Le nombre d’ouragans est en diminution aux États-Unis

Même s’il a été rétrogradé en simple tempête tropicale, l’ouragan Florence a relancé les spéculations sur le lien entre réchauffement climatique et l’intensification de l’activité cyclonique. Nous avons traité de ce sujet sur ce site il y a tout juste un an à propos de l’ouragan Harvey. Nous indiquions que sur les 35 cyclones les plus violents (catégorie 3 ou supérieures) ayant frappé les Etats-Unis, 17 sont survenus avant 1950, 11 entre 1954 et 1989, et 7 entre 1992 et 2010. Le cyclone le plus intense est FL Key (1935) suivi de Camille (1969), Katrina (2005) arrivant en 3ème position.

Le Dr Roy Spencer (*) a récemment publié sur son site une série de 3 articles qui montre que le nombre des ouragans ayant frappé les Etats-Unis est en diminution depuis les année 1930.

En voici ci-dessous le résumé.

Contrairement à une idée communément répandue, le nombre de cyclones de catégorie 3 et supérieure ayant frappé les États-Unis a diminué de plus de 50% depuis les années 1930. Le graphique ci-dessous établi à l’aide des données fournies par le NHC (National Hurricane Center) illustre cette tendance baissière, perceptible depuis le début des mesures (1850), plus marquée à partir des années 1930.

Ouragan

Source : Roy spencer/(NHC) National Hurricane Center

On pourra objecter que la décennie en cours n’est pas encore terminée; mais en supposant que la moyenne à long terme de 6 tempêtes par décennie se poursuive pendant les 2,5 saisons d’ouragans restantes, la tendance reste à la baisse, sensible depuis le début des mesures (1851), plus marquée depuis les années 30.

Pourquoi ce choix des années 1930 comme point de départ ?

C’est parce qu’un récent rapport de la NOAA (janvier 2018), indique que les 36 ouragans les plus coûteux de l’histoire des États-Unis se sont tous produits depuis les années 1930. Cette présentation est tendancieuse car elle suggère que l’activité cyclonique s’intensifie.
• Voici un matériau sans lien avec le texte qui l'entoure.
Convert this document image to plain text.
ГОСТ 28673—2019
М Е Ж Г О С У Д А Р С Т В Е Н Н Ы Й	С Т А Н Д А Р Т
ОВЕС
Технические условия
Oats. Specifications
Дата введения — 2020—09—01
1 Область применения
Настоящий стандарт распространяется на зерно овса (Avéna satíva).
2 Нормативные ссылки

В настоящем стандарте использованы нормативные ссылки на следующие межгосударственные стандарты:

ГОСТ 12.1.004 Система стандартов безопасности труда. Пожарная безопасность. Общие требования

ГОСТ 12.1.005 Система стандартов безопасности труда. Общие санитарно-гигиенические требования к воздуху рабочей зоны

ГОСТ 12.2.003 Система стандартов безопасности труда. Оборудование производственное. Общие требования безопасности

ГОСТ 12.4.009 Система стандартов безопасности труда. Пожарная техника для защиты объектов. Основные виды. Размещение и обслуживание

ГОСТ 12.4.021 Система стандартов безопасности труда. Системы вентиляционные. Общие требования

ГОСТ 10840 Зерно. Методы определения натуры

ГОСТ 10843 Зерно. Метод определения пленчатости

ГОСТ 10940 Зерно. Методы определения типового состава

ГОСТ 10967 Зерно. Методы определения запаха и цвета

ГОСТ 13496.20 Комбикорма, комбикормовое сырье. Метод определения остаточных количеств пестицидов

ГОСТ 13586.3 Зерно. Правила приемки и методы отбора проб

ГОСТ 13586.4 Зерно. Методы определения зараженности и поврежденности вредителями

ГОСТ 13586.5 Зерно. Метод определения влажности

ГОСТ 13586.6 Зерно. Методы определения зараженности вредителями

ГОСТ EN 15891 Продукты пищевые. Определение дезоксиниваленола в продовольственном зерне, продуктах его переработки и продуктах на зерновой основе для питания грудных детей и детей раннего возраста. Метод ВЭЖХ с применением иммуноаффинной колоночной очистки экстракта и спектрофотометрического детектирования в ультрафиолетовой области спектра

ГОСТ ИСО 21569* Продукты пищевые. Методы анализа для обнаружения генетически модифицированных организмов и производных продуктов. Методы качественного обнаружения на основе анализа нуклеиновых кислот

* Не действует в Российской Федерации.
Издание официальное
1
En réalité il n’en est rien comme le montrent les 2 graphiques ci dessous  :

NHC

Source : Roy Spencer/NHC/NOAA

Le graphique du haut (issu du rapport de la NOAA) montre l’augmentation des dommages monétaires provoqués par les 36 tempêtes les plus coûteuses; celui du bas (issu des données du NHC) montre que le nombre des ouragans (qu’ils aient causé des dégâts importants ou non) est en diminution, notamment les ouragans majeurs (catégorie 3 et supérieure) qui marquent une tendance certaine à la baisse depuis les années 1940. L’augmentation des dégâts causés par les ouragans n’est pas due à une augmentation de leur nombre ou de leur intensité, mais à celle de la valeur des infrastructures vulnérables dans un pays plus peuplé et plus prospère. C’est ce que confirme Roger Pielke dans son essai Disasters & Climate Change.

A propos de l’ouragan Florence

Par coïncidence, l’ouragan Florence aura produit ses effets dévastateurs pendant le Sommet mondial sur l’action pour le climat (12-14 septembre) à San Francisco. Les participants à cette conférence ne manqueront pas de pointer Florence comme l’exemple annonciateur de ce à quoi nous devons nous attendre avec le réchauffement climatique.

Pourtant les données de la NHC (National Hurricane Center ) n’indiquent aucune augmentation statistiquement significative du nombre des ouragans majeurs dans les deux Carolines, comme le montre le graphique ci-dessous :

Ouragans dans les Caroline

Source : NHC : (Florence étant supposé avoir atteint la Cat3 +)

Le même constat peut être fait pour Floride.

Certes les Carolines ont été frappées par de puissants ouragans dans les années 1950, notamment l’ouragan Hazel en 1954 qui a causé d’importants dégâts, jusqu’au au nord de Toronto. La destruction de Myrtle Beach par Hazel a d’ailleurs conduit à un effort massif de reconstruction qui a transformé cette communauté pour toujours.


(*)  Le Dr Roy Spencer est chercheur à l’Université de l’Alabama à Huntsville. Il est connu pour son travail sur la surveillance de la température par satellite. Il a reçu avec le Dr John Christy de la NASA une médaille  pour accomplissement scientifique exceptionnel.